Nge-Review Novel Padang Bulan

@j.dhaiwin

Padang Bulan
Oleh : Andrea Hirata

“Waspada, Bujang. Lidah membuat dosa, semudah parang merampas pisang.”

Salah satu penggalan kalimat yang saya suka dari kisah Padang Bulan. Saya penasaran, apa ada tali penghubung antara lidah yang membuat dosan dengan parang merampas pisang? mengapa harus pisang? apakah ini semacam pengadaian, atau peribahasa, perumpamaan?

Padang Bulan, karya Andrea Hinata yang baru saya tahu merupakan dwilogi Cinta di Dalam Gelas. Kisah segar, rasanya karena saya jarang betul membaca buku dengan bau bahasa daerahnya sangat kental. Seperti ulasan para pembaca lain, saya setuju bahawa cerita ini merupakan sebuah kisah yang indah dengan kedalaman intelektualitas, humor yang dibalut dengan watak, sifat para tokoh yang unik, parodi dan cinta, serta kiat memahami dengan cara yang tak biasa, sebagai pembuka mata bagi pembaca untuk melihat budaya, diri sendiri. Sepertinya saya harus menjajal membaca buku karya beliau yang lain.

Cerita ini mengisahkan dua tokoh, perempuan bernama Enong, dan seorang lelaki bernama Ikal. Hidup untuk mengejar impian, walaupun orang bilang itu hal yang tidak masuk akal, mengingat keadaan keluarga masing-masing yang dibilang secukupnya pun tidak. Enong, sedari kecil bercita-cita ingin menjadi seorang guru, namun hal tersebut harus ia tunda karena kabar duka dari ayahnya yang meninggal tertimbun tanah di ladang pertambangan timah. Selaku anak tertua ia paham betul apa yang dimaksud dengan bertanggung jawab, maka dengan nekat dan keputusan yang sudah bulat, ia memilih untuk bekerja nan jauh, untuk menghidupi ibu serta adik-adiknya.

Ikal seorang lelaki yang sehat walafiat namun sakit saraf karena kandas kisah cintanya, sang pujaan hati bernama A Ling, menikah dengan lelaki bertubuh tinggi, besar, bernama Zinar. Rencana minggat dari rumahnya pun gagal total karena sang ayah sakit parah, pulang kerumah ia kira akan mendapat sambutan hangat tapi nyatanya malah mendapat ceramah dari sang ibunda tercinta dengan alis naik macam pedang,”Elok nian tabiatmu!
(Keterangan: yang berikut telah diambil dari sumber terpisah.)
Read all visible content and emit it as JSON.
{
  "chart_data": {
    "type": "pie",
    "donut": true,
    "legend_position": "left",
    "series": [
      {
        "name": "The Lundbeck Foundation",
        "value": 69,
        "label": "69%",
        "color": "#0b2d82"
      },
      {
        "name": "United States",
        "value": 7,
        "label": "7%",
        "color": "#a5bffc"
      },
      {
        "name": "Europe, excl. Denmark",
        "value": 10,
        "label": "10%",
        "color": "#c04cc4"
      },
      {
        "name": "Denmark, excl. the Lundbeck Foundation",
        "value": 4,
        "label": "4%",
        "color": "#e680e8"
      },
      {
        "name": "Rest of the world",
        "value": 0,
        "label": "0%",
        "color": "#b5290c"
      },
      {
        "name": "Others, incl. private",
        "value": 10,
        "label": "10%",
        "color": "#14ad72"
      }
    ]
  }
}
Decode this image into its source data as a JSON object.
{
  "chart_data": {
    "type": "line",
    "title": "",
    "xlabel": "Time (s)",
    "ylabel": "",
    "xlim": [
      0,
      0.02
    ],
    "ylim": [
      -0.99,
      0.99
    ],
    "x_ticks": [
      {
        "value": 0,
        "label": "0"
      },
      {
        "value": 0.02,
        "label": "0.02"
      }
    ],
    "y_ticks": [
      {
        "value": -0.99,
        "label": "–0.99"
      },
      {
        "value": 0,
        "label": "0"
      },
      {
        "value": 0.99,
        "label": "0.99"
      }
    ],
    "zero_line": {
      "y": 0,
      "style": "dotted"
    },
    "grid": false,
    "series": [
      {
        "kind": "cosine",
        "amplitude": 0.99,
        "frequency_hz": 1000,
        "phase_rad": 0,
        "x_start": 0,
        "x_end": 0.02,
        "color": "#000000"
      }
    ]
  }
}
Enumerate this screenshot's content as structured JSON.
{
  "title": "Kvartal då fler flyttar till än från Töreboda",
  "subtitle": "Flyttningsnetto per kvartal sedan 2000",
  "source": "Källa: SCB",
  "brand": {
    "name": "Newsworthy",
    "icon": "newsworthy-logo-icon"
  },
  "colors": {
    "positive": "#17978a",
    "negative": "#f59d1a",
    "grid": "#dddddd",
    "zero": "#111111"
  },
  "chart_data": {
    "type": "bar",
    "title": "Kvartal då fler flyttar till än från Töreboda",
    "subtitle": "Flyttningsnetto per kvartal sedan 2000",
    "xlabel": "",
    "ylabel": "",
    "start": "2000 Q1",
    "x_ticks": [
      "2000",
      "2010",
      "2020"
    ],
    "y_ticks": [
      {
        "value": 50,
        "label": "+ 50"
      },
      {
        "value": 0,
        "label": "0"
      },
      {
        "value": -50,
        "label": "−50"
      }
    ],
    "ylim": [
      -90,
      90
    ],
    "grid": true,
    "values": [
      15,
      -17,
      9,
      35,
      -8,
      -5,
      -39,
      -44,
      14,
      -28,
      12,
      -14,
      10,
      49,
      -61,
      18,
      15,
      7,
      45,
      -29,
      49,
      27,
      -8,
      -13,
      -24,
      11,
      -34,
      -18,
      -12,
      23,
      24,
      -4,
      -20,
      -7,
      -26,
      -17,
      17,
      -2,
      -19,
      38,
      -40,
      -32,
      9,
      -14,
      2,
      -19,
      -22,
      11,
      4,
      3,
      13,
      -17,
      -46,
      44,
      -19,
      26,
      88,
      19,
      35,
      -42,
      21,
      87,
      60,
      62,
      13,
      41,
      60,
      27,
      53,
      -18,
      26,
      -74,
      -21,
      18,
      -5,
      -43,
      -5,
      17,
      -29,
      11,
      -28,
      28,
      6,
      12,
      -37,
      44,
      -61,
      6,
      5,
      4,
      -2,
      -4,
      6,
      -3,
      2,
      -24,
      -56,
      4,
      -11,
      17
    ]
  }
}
Apa kau sangka cinta bisa ditanak?”

“Sampai bersayap mulutku bicara, cari kerja sana! Melamar jadi pegawai pemerentah. Pakai baju dinas, banyak lambang di pundaknya, aih, gagahnya, dapat pangsiun pula!”

Ah, saya sangat menyukai dialog ini, bukan karena humor yang didapat akibat reaksi sang ibu yang tidak sesuai harapan Bujang, atau kelakuan dia yang sepertinya diluar nalar akibat putus cinta, namun juga dari tutur bahasa yang digunakan pun membuat saya menyukainya. Dan membuktikan bahwa, sama dengan orang tua lain, sang ibu ingin anaknya menjadi seorag pegawai pemerentah!

Namun, rencana pergi ke Jakarta nya pun kandas juga, di tengah perjalanan ia berpikir untuk melakukan tanding catur dengan Nizar, siapa tahu jika ia menang ia akan mendapatkan kembali cinta A Ling. Pulang kembali ke rumah, sang ibu yang bingung dengan alasan Bujang yang nggak masuk akal, mengakhiri pembicaraan dengan berkata, “Keluarkan ijazah-ijazahmu! Kutaksir ijazah-ijazahmu ini banyak yang palsu, Bujang.”

Hahaha, humor saya meledak.

Kisah mereka berdua, menurut saya patut untuk kalian baca, bagaimana perjuangan Enong yang ingin menggapai cita-citanya serta bagaimana kisah penuh humor lain dari tingkah Ikal yang sakit saraf akibat putus cinta. Tak lupa, didalam kisah ini pun sterselip puisis-puisi indah. Ah, saya menemukan keseruan lagi dari membaca buku.